Si ce pitch, je l’ai trouvé plutôt plaisant, le déroulé m’a laissé beaucoup plus dubitatif. L’univers, déjà, m’a semblé vraiment de bric et de broc, un assemblage hétéroclite où l’enchainement des tableaux se fait de manière assez chaotique, comme si l’auteur l’avait écrit comme cela lui venait, sans réelle ligne directrice, même si certaines parties sont très réussies. Il y a plein de très bonnes idées, mais un peu jetées là pêle-mêle. Une autre explication à cela tient peut-être au format initial de cette œuvre : en réalité, c’était au départ une série télévisée, donc je peux imaginer que le découpage en épisode se marie bien à ces successions d’éléments disparates. En roman, à mon goût, cela passe moins bien. L’autre possibilité, bien sûr, c’est que cet univers parle beaucoup plus à un public britannique, qui va beaucoup plus se réjouir des multiples références.

Les personnages sont, avouons-le, plutôt réussis dans l’ensemble, mais les plus importants d’entre eux, Richard et Porte, ne suscitent pas un extraordinaire engouement non plus. Le principe quasi obligé du mec normal qui permet au lecteur de plonger en douceur dans l’univers fait que le personnage est un mec… normal, banal, justement. On s’identifiera certes plus facilement à lui pendant la lecture, mais on l’oubliera aussi très vite. Porte, jeune orpheline qui fuit des tueurs et qui a le pouvoir d’ouvrir des portes, est plus attachante mais souffre de l’ombre d’un autre personnage qui l’accompagne et qui accapare un peu l’attention.
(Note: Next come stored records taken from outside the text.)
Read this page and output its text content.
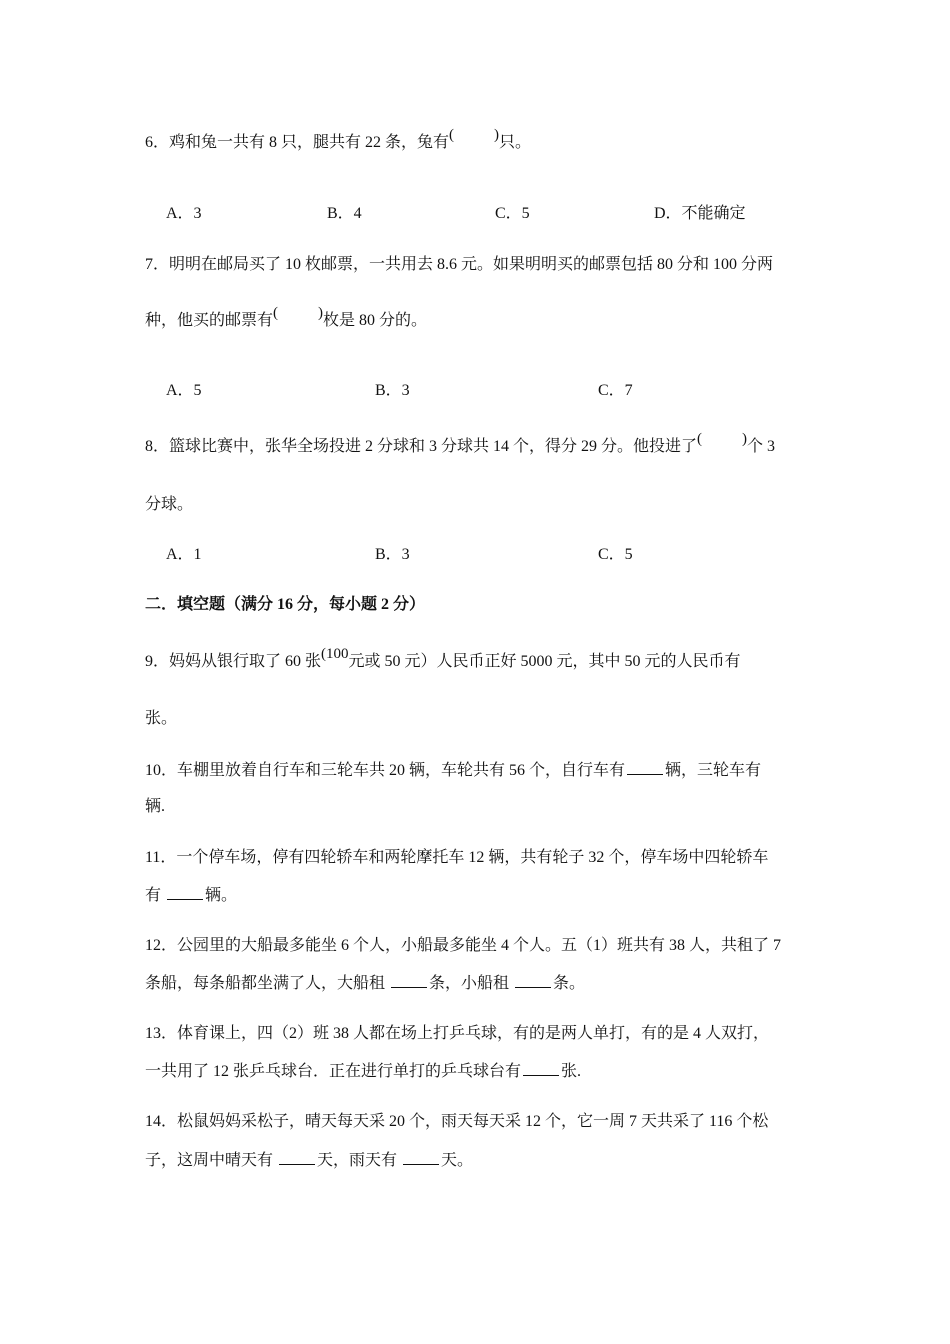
6．鸡和兔一共有 8 只，腿共有 22 条，兔有 (	) 只。
A．3	B．4	C．5	D．不能确定
7．明明在邮局买了 10 枚邮票，一共用去 8.6 元。如果明明买的邮票包括 80 分和 100 分两
种，他买的邮票有 (	) 枚是 80 分的。
A．5	B．3	C．7
8．篮球比赛中，张华全场投进 2 分球和 3 分球共 14 个，得分 29 分。他投进了 (	) 个 3
分球。
A．1	B．3	C．5
二．填空题（满分 16 分，每小题 2 分）
9．妈妈从银行取了 60 张(100元或 50 元）人民币正好 5000 元，其中 50 元的人民币有
张。
10．车棚里放着自行车和三轮车共 20 辆，车轮共有 56 个，自行车有	辆，三轮车有
辆.
11．一个停车场，停有四轮轿车和两轮摩托车 12 辆，共有轮子 32 个，停车场中四轮轿车
有	辆。
12．公园里的大船最多能坐 6 个人，小船最多能坐 4 个人。五（1）班共有 38 人，共租了 7
条船，每条船都坐满了人，大船租	条，小船租	条。
13．体育课上，四（2）班 38 人都在场上打乒乓球，有的是两人单打，有的是 4 人双打，
一共用了 12 张乒乓球台．正在进行单打的乒乓球台有	张.
14．松鼠妈妈采松子，晴天每天采 20 个，雨天每天采 12 个，它一周 7 天共采了 116 个松
子，这周中晴天有	天，雨天有	天。
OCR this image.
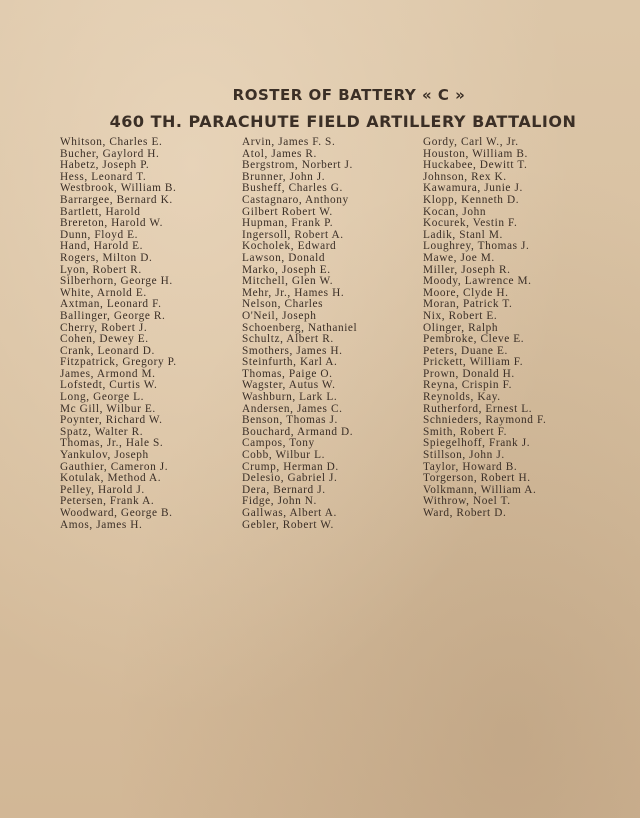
ROSTER OF BATTERY « C »
460 TH. PARACHUTE FIELD ARTILLERY BATTALION
Whitson, Charles E.
Bucher, Gaylord H.
Habetz, Joseph P.
Hess, Leonard T.
Westbrook, William B.
Barrargee, Bernard K.
Bartlett, Harold
Brereton, Harold W.
Dunn, Floyd E.
Hand, Harold E.
Rogers, Milton D.
Lyon, Robert R.
Silberhorn, George H.
White, Arnold E.
Axtman, Leonard F.
Ballinger, George R.
Cherry, Robert J.
Cohen, Dewey E.
Crank, Leonard D.
Fitzpatrick, Gregory P.
James, Armond M.
Lofstedt, Curtis W.
Long, George L.
Mc Gill, Wilbur E.
Poynter, Richard W.
Spatz, Walter R.
Thomas, Jr., Hale S.
Yankulov, Joseph
Gauthier, Cameron J.
Kotulak, Method A.
Pelley, Harold J.
Petersen, Frank A.
Woodward, George B.
Amos, James H.
Arvin, James F. S.
Atol, James R.
Bergstrom, Norbert J.
Brunner, John J.
Busheff, Charles G.
Castagnaro, Anthony
Gilbert Robert W.
Hupman, Frank P.
Ingersoll, Robert A.
Kocholek, Edward
Lawson, Donald
Marko, Joseph E.
Mitchell, Glen W.
Mehr, Jr., Hames H.
Nelson, Charles
O'Neil, Joseph
Schoenberg, Nathaniel
Schultz, Albert R.
Smothers, James H.
Steinfurth, Karl A.
Thomas, Paige O.
Wagster, Autus W.
Washburn, Lark L.
Andersen, James C.
Benson, Thomas J.
Bouchard, Armand D.
Campos, Tony
Cobb, Wilbur L.
Crump, Herman D.
Delesio, Gabriel J.
Dera, Bernard J.
Fidge, John N.
Gallwas, Albert A.
Gebler, Robert W.
Gordy, Carl W., Jr.
Houston, William B.
Huckabee, Dewitt T.
Johnson, Rex K.
Kawamura, Junie J.
Klopp, Kenneth D.
Kocan, John
Kocurek, Vestin F.
Ladik, Stanl M.
Loughrey, Thomas J.
Mawe, Joe M.
Miller, Joseph R.
Moody, Lawrence M.
Moore, Clyde H.
Moran, Patrick T.
Nix, Robert E.
Olinger, Ralph
Pembroke, Cleve E.
Peters, Duane E.
Prickett, William F.
Prown, Donald H.
Reyna, Crispin F.
Reynolds, Kay.
Rutherford, Ernest L.
Schnieders, Raymond F.
Smith, Robert F.
Spiegelhoff, Frank J.
Stillson, John J.
Taylor, Howard B.
Torgerson, Robert H.
Volkmann, William A.
Withrow, Noel T.
Ward, Robert D.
En effet, là où je me suis davantage réjoui, c’est en ce qui concerne les personnages secondaires. Là, on trouve de vraies réussites et de vraies originalités. La palme, à mon goût revient à un des tueurs, Mr Vandemar, une brute épaisse avec des paroles toujours laconiques et d’un premier degré parfois hilarant.

Donc pour l’instant, inégal, avec du bon et du moins bon. Sauf qu’il me reste à parler de l’intrigue. C’est vrai, quoi, on a un univers auquel on adhère moyennement, des personnages d’un intérêt divers, mais on a une histoire, des mystères, alors on poursuit la lecture pour savoir où ça nous mène. Porte est poursuivie par des tueurs à gage, pour une raison inconnue. Le “qui” est dévoilé au lecteur, après quelques fausses pistes de bonne tenue, le “pourquoi” vient naturellement et n’a pas une immense importance. Mais là où j’ai été dépité, c’est qu’une question s’ajoute inévitablement quand on comprend “qui”, et que la réponse à cette question constitue un twist lamentable, comme si l’auteur n’avait vraiment pas eu envie de se creuser la tête.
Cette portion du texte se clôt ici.